Now we're going to use this square path to learn how we can work with all of the previous path tools, but not have to pick the tools from the menu. We'll use short-cut keys instead, to "quick switch" to them.

The following short exercise shows how we can use all of the path editing tools in one go:
  1. Hold down the Ctrl/Cmd key, and click on the square path you created, then release the Ctrl/Cmd key. When you closed the path before, it became deselected, so we're just reselecting it again. (holding the Ctrl/Cmd key down allows us to select parts of our path. So when I say the word "select", you'll immediately know to hold that key down before following through with the instructions).
  2. Hold down the Ctrl/Cmd key - you'll notice that the cursor changes into a white arrow; also known as the "Direct Selection" tool. Now click on the top line of the square, then release the Ctrl/Cmd key. Then press your delete key. We've now re-opened our path.
  3. Now hold the mouse over the bottom-right corner node. You'll see that the cursor becomes a pen with a minus sign beside it. That means that if you clicked on that node, you would remove it. But don't do that. Instead, hold down the Alt/Option key. Notice that the cursor again changes - into the "Convert Point" tool. Click and hold down the mouse button on the corner node, and drag the mouse to the left a little, then release. And then release the Alt/Option key as well. We've now made this corner capable of being rounded, just like the bottom-left corner is.

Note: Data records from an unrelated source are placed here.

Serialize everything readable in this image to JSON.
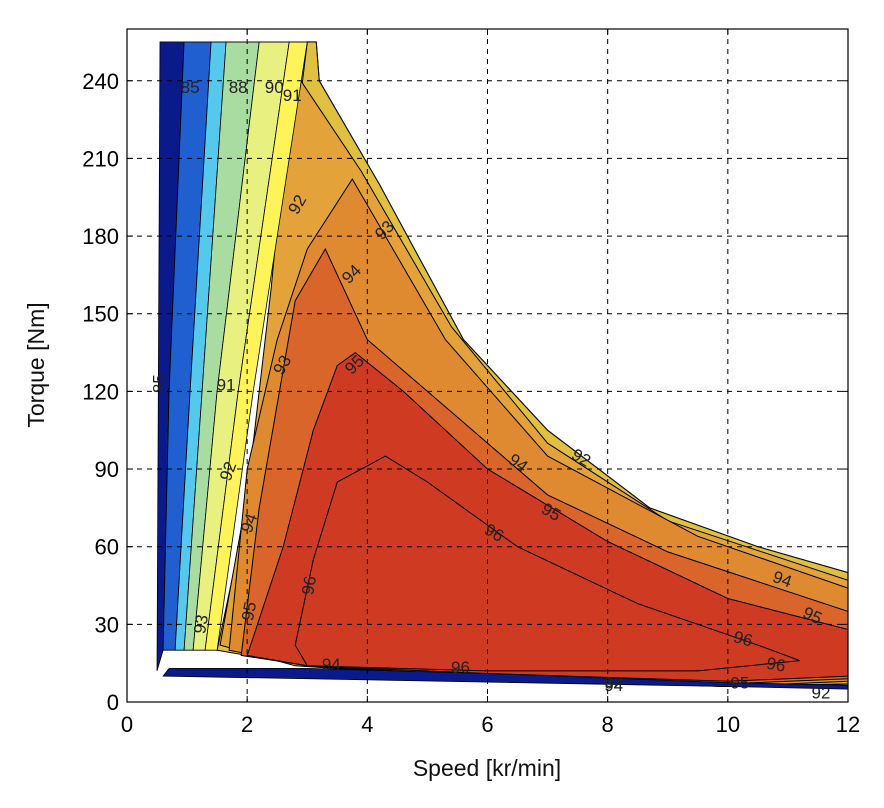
{
  "chart_data": {
    "type": "contour",
    "xlabel": "Speed [kr/min]",
    "ylabel": "Torque [Nm]",
    "xlim": [
      0,
      12
    ],
    "ylim": [
      0,
      260
    ],
    "xticks": [
      0,
      2,
      4,
      6,
      8,
      10,
      12
    ],
    "yticks": [
      0,
      30,
      60,
      90,
      120,
      150,
      180,
      210,
      240
    ],
    "grid": true,
    "colors": {
      "eff_85": "#0a1a8a",
      "eff_88": "#1f5fd0",
      "eff_89": "#55c8ee",
      "eff_90": "#a9dca0",
      "eff_91": "#e8f080",
      "eff_91b": "#fff35a",
      "eff_92": "#e0c040",
      "eff_93": "#e3a33a",
      "eff_94": "#df8a30",
      "eff_95": "#d9652a",
      "eff_96": "#cf3b22",
      "outline": "#000000"
    },
    "torque_envelope": [
      {
        "x": 0.6,
        "y": 255
      },
      {
        "x": 3.15,
        "y": 255
      },
      {
        "x": 3.2,
        "y": 240
      },
      {
        "x": 4.2,
        "y": 200
      },
      {
        "x": 5.6,
        "y": 140
      },
      {
        "x": 7.0,
        "y": 105
      },
      {
        "x": 8.7,
        "y": 75
      },
      {
        "x": 10.5,
        "y": 60
      },
      {
        "x": 12.0,
        "y": 50
      }
    ],
    "regions": [
      {
        "level": 92,
        "points": [
          {
            "x": 3.15,
            "y": 255
          },
          {
            "x": 3.2,
            "y": 240
          },
          {
            "x": 4.2,
            "y": 200
          },
          {
            "x": 5.6,
            "y": 140
          },
          {
            "x": 7.0,
            "y": 105
          },
          {
            "x": 8.7,
            "y": 75
          },
          {
            "x": 10.5,
            "y": 60
          },
          {
            "x": 12,
            "y": 50
          },
          {
            "x": 12,
            "y": 7
          },
          {
            "x": 10,
            "y": 6
          },
          {
            "x": 6,
            "y": 9
          },
          {
            "x": 3,
            "y": 14
          },
          {
            "x": 1.5,
            "y": 20
          },
          {
            "x": 2.0,
            "y": 75
          },
          {
            "x": 2.5,
            "y": 160
          },
          {
            "x": 3.0,
            "y": 255
          }
        ]
      },
      {
        "level": 93,
        "points": [
          {
            "x": 2.75,
            "y": 245
          },
          {
            "x": 3.9,
            "y": 205
          },
          {
            "x": 5.4,
            "y": 145
          },
          {
            "x": 7.0,
            "y": 100
          },
          {
            "x": 9.0,
            "y": 70
          },
          {
            "x": 12,
            "y": 47
          },
          {
            "x": 12,
            "y": 7
          },
          {
            "x": 10,
            "y": 6
          },
          {
            "x": 6,
            "y": 9
          },
          {
            "x": 2.8,
            "y": 14
          },
          {
            "x": 1.55,
            "y": 22
          },
          {
            "x": 2.0,
            "y": 80
          },
          {
            "x": 2.4,
            "y": 160
          }
        ]
      },
      {
        "level": 94,
        "points": [
          {
            "x": 3.75,
            "y": 202
          },
          {
            "x": 5.3,
            "y": 140
          },
          {
            "x": 7.0,
            "y": 95
          },
          {
            "x": 9.5,
            "y": 64
          },
          {
            "x": 12,
            "y": 44
          },
          {
            "x": 12,
            "y": 8
          },
          {
            "x": 10,
            "y": 6
          },
          {
            "x": 6,
            "y": 9
          },
          {
            "x": 3,
            "y": 14
          },
          {
            "x": 1.7,
            "y": 20
          },
          {
            "x": 2.0,
            "y": 90
          },
          {
            "x": 2.5,
            "y": 140
          },
          {
            "x": 3.0,
            "y": 175
          }
        ]
      },
      {
        "level": 95,
        "points": [
          {
            "x": 2.8,
            "y": 155
          },
          {
            "x": 3.3,
            "y": 175
          },
          {
            "x": 4.0,
            "y": 140
          },
          {
            "x": 5.5,
            "y": 110
          },
          {
            "x": 7.0,
            "y": 80
          },
          {
            "x": 9.0,
            "y": 58
          },
          {
            "x": 12,
            "y": 35
          },
          {
            "x": 12,
            "y": 9
          },
          {
            "x": 10,
            "y": 7
          },
          {
            "x": 6,
            "y": 10
          },
          {
            "x": 3,
            "y": 14
          },
          {
            "x": 1.9,
            "y": 18
          },
          {
            "x": 2.2,
            "y": 75
          }
        ]
      },
      {
        "level": 96,
        "points": [
          {
            "x": 3.5,
            "y": 130
          },
          {
            "x": 3.8,
            "y": 135
          },
          {
            "x": 4.6,
            "y": 120
          },
          {
            "x": 6.0,
            "y": 90
          },
          {
            "x": 8.0,
            "y": 62
          },
          {
            "x": 10.0,
            "y": 40
          },
          {
            "x": 12,
            "y": 28
          },
          {
            "x": 12,
            "y": 10
          },
          {
            "x": 10,
            "y": 8
          },
          {
            "x": 6,
            "y": 11
          },
          {
            "x": 3,
            "y": 14
          },
          {
            "x": 2.0,
            "y": 18
          },
          {
            "x": 2.6,
            "y": 60
          },
          {
            "x": 3.1,
            "y": 105
          }
        ]
      },
      {
        "level": 96.5,
        "points": [
          {
            "x": 3.1,
            "y": 55
          },
          {
            "x": 3.5,
            "y": 85
          },
          {
            "x": 4.3,
            "y": 95
          },
          {
            "x": 5.0,
            "y": 85
          },
          {
            "x": 6.5,
            "y": 60
          },
          {
            "x": 8.5,
            "y": 38
          },
          {
            "x": 10.5,
            "y": 22
          },
          {
            "x": 11.2,
            "y": 16
          },
          {
            "x": 9.5,
            "y": 12
          },
          {
            "x": 6,
            "y": 12
          },
          {
            "x": 3,
            "y": 14
          },
          {
            "x": 2.8,
            "y": 22
          }
        ]
      }
    ],
    "low_bands": [
      {
        "level": 85,
        "points": [
          {
            "x": 0.5,
            "y": 12
          },
          {
            "x": 0.55,
            "y": 255
          },
          {
            "x": 0.95,
            "y": 255
          },
          {
            "x": 0.7,
            "y": 120
          },
          {
            "x": 0.6,
            "y": 20
          }
        ]
      },
      {
        "level": 88,
        "points": [
          {
            "x": 0.6,
            "y": 20
          },
          {
            "x": 0.7,
            "y": 120
          },
          {
            "x": 0.95,
            "y": 255
          },
          {
            "x": 1.4,
            "y": 255
          },
          {
            "x": 1.05,
            "y": 120
          },
          {
            "x": 0.8,
            "y": 20
          }
        ]
      },
      {
        "level": 89,
        "points": [
          {
            "x": 0.8,
            "y": 20
          },
          {
            "x": 1.05,
            "y": 120
          },
          {
            "x": 1.4,
            "y": 255
          },
          {
            "x": 1.65,
            "y": 255
          },
          {
            "x": 1.25,
            "y": 120
          },
          {
            "x": 0.95,
            "y": 20
          }
        ]
      },
      {
        "level": 90,
        "points": [
          {
            "x": 0.95,
            "y": 20
          },
          {
            "x": 1.25,
            "y": 120
          },
          {
            "x": 1.65,
            "y": 255
          },
          {
            "x": 2.2,
            "y": 255
          },
          {
            "x": 1.5,
            "y": 120
          },
          {
            "x": 1.1,
            "y": 20
          }
        ]
      },
      {
        "level": 91,
        "points": [
          {
            "x": 1.1,
            "y": 20
          },
          {
            "x": 1.5,
            "y": 120
          },
          {
            "x": 2.2,
            "y": 255
          },
          {
            "x": 2.7,
            "y": 255
          },
          {
            "x": 1.85,
            "y": 120
          },
          {
            "x": 1.3,
            "y": 20
          }
        ]
      },
      {
        "level": 91.5,
        "points": [
          {
            "x": 1.3,
            "y": 20
          },
          {
            "x": 1.85,
            "y": 120
          },
          {
            "x": 2.7,
            "y": 255
          },
          {
            "x": 3.0,
            "y": 255
          },
          {
            "x": 2.1,
            "y": 120
          },
          {
            "x": 1.5,
            "y": 20
          }
        ]
      },
      {
        "level": 85,
        "points": [
          {
            "x": 0.6,
            "y": 10
          },
          {
            "x": 10,
            "y": 6
          },
          {
            "x": 12,
            "y": 5
          },
          {
            "x": 12,
            "y": 6.5
          },
          {
            "x": 10,
            "y": 7.5
          },
          {
            "x": 6,
            "y": 11
          },
          {
            "x": 3,
            "y": 13
          },
          {
            "x": 0.7,
            "y": 13
          }
        ]
      }
    ],
    "contour_labels": [
      {
        "text": "92",
        "x": 2.85,
        "y": 192,
        "angle": -60
      },
      {
        "text": "93",
        "x": 2.6,
        "y": 130,
        "angle": -60
      },
      {
        "text": "94",
        "x": 3.75,
        "y": 165,
        "angle": -45
      },
      {
        "text": "95",
        "x": 3.8,
        "y": 130,
        "angle": -45
      },
      {
        "text": "92",
        "x": 1.7,
        "y": 89,
        "angle": -70
      },
      {
        "text": "94",
        "x": 2.05,
        "y": 69,
        "angle": -70
      },
      {
        "text": "95",
        "x": 2.05,
        "y": 35,
        "angle": -80
      },
      {
        "text": "96",
        "x": 3.05,
        "y": 45,
        "angle": -80
      },
      {
        "text": "93",
        "x": 1.25,
        "y": 30,
        "angle": -80
      },
      {
        "text": "96",
        "x": 6.1,
        "y": 65,
        "angle": 30
      },
      {
        "text": "94",
        "x": 6.5,
        "y": 92,
        "angle": 35
      },
      {
        "text": "95",
        "x": 7.05,
        "y": 73,
        "angle": 30
      },
      {
        "text": "92",
        "x": 7.55,
        "y": 94,
        "angle": 30
      },
      {
        "text": "94",
        "x": 10.9,
        "y": 47,
        "angle": 20
      },
      {
        "text": "95",
        "x": 11.4,
        "y": 33,
        "angle": 25
      },
      {
        "text": "96",
        "x": 10.25,
        "y": 24,
        "angle": 15
      },
      {
        "text": "96",
        "x": 10.8,
        "y": 14,
        "angle": 10
      },
      {
        "text": "92",
        "x": 8.1,
        "y": 7,
        "angle": 0
      },
      {
        "text": "94",
        "x": 8.1,
        "y": 6,
        "angle": 0
      },
      {
        "text": "95",
        "x": 10.2,
        "y": 7,
        "angle": 0
      },
      {
        "text": "92",
        "x": 11.55,
        "y": 3,
        "angle": 0
      },
      {
        "text": "91",
        "x": 2.75,
        "y": 234,
        "angle": 0
      },
      {
        "text": "90",
        "x": 2.45,
        "y": 237,
        "angle": 0
      },
      {
        "text": "88",
        "x": 1.85,
        "y": 237,
        "angle": 0
      },
      {
        "text": "85",
        "x": 1.05,
        "y": 237,
        "angle": 0
      },
      {
        "text": "85",
        "x": 0.55,
        "y": 123,
        "angle": -90
      },
      {
        "text": "91",
        "x": 1.65,
        "y": 122,
        "angle": 0
      },
      {
        "text": "93",
        "x": 4.3,
        "y": 182,
        "angle": -45
      },
      {
        "text": "96",
        "x": 5.55,
        "y": 13,
        "angle": 0
      },
      {
        "text": "94",
        "x": 3.4,
        "y": 14,
        "angle": 0
      }
    ]
  }
}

  4. Again hold down the Ctrl/Cmd key, and pretend you're using the Rectangular selection tool - drag a selection marquee around the 2 bottom corner nodes. Continue to hold the key down, then click and hold the mouse button down on the bottom line segment, while dragging it downward slightly. Then release your mouse, and the Ctrl/Cmd key.
  5. Select the top-right corner node and move it over toward the left a bit. Stop around the halfway point. Then do the same with the top-left node, but don't drag it with the mouse. Instead, hit your right arrow key 10-15 times -- if you hold the Shift key down at the same time, the selected objects will jump 10 pixels each time you press the arrow keys.
  6. Select the bottom-left corner node. When you do, the curves control handles should appear. Hold the Ctrl/Cmd key while dragging the ends of the handles outward and away from each other. When you're done, release the Ctrl/Cmd key, and your mouse button. We're trying to round off the corner some more. Do the same with the bottom-right corner node.
  7. Now, hold the cursor over top of one of the side line segments; near it's middle. When the pen cursor with the plus sign appears, click the mouse.
  8. And finally, we'll close our path again. Click on the top-right corner node, then hold the cursor over the top-left corner node. Notice that the cursor changes to a pen with a small closed circle beside it? Now click on the node and the path will again become closed.

Well I hope this has helped show everyone that the path tool is not something to be mystified or afraid of. And that it's actually one of Photoshop's most powerful tools - when used for good, and not evil.